Una joven detenida en un centro para mujeres jóvenes es liberada. Su padre la acusa de haberles avergonzado y rechaza su vuelta a casa. HRW denuncia: «¿Tiene sentido pedir a un guardián masculino permiso para que una mujer sea liberada de prisión?».

Si el gobierno de Arabia Saudí tiene la intención de poner fin a la discriminación contra las mujeres, ya que ha prometido y para promover las reformas que ya ha comenzado a llevar a cabo, no se puede permitir que continúen las restricciones inherentes en el sistema de tutela.

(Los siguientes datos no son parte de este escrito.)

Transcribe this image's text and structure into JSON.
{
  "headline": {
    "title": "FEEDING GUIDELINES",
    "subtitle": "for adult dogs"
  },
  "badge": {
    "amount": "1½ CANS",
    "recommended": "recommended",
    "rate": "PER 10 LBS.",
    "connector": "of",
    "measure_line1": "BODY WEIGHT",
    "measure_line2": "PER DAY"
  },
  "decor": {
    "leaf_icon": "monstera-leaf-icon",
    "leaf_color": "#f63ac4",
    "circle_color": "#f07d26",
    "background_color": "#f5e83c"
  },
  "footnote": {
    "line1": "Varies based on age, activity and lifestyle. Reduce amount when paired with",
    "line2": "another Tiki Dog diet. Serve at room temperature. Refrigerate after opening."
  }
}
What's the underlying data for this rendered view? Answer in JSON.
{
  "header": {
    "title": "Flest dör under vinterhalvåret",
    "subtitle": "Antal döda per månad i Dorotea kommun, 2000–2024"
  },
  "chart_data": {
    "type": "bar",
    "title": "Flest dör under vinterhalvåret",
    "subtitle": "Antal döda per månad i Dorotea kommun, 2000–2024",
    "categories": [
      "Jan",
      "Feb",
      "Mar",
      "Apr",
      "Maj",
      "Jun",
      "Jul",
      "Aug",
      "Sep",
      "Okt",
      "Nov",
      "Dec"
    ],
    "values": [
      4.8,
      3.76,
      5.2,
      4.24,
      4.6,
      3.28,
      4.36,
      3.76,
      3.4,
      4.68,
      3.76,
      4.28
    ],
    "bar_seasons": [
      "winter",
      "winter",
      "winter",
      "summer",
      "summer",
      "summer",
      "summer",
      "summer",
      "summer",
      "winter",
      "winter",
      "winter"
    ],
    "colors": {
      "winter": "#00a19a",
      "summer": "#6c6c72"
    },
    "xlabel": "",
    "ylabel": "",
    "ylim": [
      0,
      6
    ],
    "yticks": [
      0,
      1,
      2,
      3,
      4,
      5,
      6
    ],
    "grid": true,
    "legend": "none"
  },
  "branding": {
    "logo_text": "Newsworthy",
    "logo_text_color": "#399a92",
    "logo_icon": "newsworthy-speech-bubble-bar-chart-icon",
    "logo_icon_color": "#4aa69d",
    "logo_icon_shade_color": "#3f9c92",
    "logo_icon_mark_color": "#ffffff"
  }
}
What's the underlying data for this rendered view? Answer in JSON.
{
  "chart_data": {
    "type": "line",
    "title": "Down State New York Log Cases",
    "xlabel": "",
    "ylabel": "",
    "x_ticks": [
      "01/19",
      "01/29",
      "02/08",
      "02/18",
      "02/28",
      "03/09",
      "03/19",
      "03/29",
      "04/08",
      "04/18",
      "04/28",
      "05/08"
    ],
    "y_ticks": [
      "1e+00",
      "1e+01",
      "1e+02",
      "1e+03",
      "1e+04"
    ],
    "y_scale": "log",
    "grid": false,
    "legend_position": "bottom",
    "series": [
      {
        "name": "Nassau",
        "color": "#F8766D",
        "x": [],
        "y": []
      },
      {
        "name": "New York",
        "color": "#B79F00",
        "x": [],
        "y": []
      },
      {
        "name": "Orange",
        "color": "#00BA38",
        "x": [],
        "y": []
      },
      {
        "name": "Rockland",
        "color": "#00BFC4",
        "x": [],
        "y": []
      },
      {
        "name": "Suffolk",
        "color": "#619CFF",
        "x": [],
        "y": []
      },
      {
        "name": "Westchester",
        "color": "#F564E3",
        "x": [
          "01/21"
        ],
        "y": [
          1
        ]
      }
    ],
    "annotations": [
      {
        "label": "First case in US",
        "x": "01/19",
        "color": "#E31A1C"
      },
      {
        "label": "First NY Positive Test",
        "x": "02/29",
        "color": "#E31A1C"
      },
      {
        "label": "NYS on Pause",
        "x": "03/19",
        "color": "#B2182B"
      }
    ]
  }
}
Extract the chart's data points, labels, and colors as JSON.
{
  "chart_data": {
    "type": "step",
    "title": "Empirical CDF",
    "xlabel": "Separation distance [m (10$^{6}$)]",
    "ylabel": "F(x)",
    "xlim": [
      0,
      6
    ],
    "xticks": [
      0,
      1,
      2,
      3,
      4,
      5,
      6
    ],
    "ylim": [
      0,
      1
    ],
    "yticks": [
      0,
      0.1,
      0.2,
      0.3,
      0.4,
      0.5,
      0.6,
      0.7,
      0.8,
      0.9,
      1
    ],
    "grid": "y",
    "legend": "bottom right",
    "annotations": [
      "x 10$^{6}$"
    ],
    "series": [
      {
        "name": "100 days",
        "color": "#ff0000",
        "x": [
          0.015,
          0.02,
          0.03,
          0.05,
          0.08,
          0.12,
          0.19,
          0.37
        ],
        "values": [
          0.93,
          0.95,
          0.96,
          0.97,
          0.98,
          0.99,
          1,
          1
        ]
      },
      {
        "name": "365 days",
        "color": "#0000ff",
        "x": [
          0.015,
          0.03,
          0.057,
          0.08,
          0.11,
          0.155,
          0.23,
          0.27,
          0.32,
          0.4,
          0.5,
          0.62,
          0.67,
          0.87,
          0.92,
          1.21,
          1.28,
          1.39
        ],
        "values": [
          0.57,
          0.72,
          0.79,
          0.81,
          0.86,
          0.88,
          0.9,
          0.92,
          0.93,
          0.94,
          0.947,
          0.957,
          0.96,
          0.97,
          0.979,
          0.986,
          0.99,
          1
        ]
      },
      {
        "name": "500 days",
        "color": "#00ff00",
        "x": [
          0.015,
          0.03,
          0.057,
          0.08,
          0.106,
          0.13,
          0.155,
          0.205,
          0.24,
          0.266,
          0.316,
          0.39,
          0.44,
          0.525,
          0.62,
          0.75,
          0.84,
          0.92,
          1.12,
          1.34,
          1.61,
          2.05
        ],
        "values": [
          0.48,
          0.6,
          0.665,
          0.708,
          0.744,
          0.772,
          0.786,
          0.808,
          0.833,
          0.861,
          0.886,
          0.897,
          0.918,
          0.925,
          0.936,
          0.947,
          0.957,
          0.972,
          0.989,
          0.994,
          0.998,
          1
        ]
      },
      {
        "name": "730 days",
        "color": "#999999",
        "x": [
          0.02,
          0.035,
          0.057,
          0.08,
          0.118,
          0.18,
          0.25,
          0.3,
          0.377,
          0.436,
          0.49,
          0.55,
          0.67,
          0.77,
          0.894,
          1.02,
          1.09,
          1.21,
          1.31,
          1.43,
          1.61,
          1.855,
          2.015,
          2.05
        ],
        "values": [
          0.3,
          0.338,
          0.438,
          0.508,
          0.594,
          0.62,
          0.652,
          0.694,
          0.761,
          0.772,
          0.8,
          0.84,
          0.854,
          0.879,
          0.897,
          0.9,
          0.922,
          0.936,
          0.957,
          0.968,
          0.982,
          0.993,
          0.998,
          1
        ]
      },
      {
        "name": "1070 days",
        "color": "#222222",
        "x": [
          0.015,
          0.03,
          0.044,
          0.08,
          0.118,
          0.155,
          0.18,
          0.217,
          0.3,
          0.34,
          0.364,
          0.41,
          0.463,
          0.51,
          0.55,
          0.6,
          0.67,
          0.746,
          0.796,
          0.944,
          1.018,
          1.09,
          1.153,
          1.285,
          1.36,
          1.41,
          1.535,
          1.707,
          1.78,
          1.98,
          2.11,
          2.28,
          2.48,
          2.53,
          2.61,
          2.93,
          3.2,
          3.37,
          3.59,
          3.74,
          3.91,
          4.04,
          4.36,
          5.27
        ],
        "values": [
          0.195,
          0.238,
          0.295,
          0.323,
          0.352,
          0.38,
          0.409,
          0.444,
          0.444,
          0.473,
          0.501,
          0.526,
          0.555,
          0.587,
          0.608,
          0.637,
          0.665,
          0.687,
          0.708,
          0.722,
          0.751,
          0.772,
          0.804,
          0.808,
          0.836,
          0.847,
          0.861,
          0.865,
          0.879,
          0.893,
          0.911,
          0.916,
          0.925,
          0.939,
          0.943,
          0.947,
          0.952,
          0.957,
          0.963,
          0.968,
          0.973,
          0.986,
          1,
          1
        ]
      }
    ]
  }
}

Por ejemplo, el gobierno no exige permiso de tutela para que las mujeres que trabajen, pero no penaliza a los empleadores que requieran este permiso.

Violencia de género y divorcio

La necesidad de una reforma sustancial, sistémica es quizás más cruda con respecto a la respuesta del Estado a la violencia contra las mujeres. Arabia Saudí ha tomado medidas para responder mejor a los abusos, pero lo ha hecho en el marco de la tutela. Este sistema de tutelas permite al hombre controlar muchos aspectos de la vida de las mujeres y hace que sea difícil para las supervivientes de la violencia de género utilizar mecanismos de protección o reparación.

La extrema dificultad de la transferencia de la tutela masculina de un hombre a otro trae consigo una grave desigualdad a la hora de divorciarse, que hace que sea difícil para las mujeres para evitar el abuso. Los hombres siguen siendo los guardianes de las mujeres, con todo lo asociado al control, durante los procesos judiciales, y hasta que se termine el divorcio. Hay una discriminación profundamente arraigada en el sistema jurídico, y los tribunales reconocen las demandas legales interpuestas por guardianes contra las mujeres que dependen de ellos, por ejemplo, restringiendo el movimiento de las mujeres.

Las mujeres que han escapado a los abusos en centros de acogida deben solicitar a un pariente masculino que las tutele que les de permiso de abandonar las instalaciones.

La Dr. Heba, activista por los derechos de las mujeres, explica: «Las [autoridades] mantienen una mujer en la cárcel… hasta que su tutor legal viene y se la lleva, incluso si él fue quien la envió a la cárcel».